The unanimous order by a five-judge bench came as a huge disappointment to the large LGBTQ community in the world’s most populous country, five years after the court scrapped a colonial-era ban on gay sex.

There was no immediate response from the government to the court ruling but Modi’s nationalist Bharatiya Janata Party (BJP) administration had opposed petitions to the court on the issue, saying same-sex marriage is not “comparable with the Indian family unit concept of a husband, a wife and children”.

The court decision came in response to more than a dozen petitions filed since last year. The bench, headed by Chief Justice D.Y. Chandrachud, heard arguments in April and May and pronounced its verdict on Tuesday.

Chandrachud said there was a degree of “agreement and a degree of disagreement on how far we have to go” on same-sex marriage, adding that four of the five judges had written separate judgements, reflecting the complexity of the case.

“This court cannot make law.

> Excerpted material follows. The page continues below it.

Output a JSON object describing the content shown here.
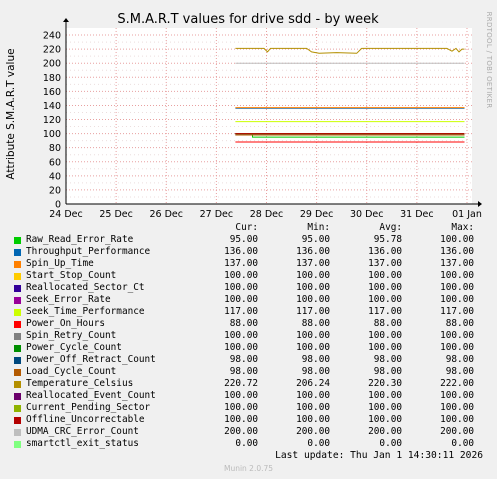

It can only interpret it and give effect to it,” Chandrachud said, while also rejecting the government argument that being gay is “urban or elite”.

The court left it to a panel suggested by the government to address “human concerns” of same-sex couples.

It said the panel should include experts with knowledge and experience in dealing with the social, psychological and emotional needs of people belonging to the gay community.

The panel should also consider giving same-sex couples access to services and facilities such as joint accounts in banks and pensions, from which they are currently barred.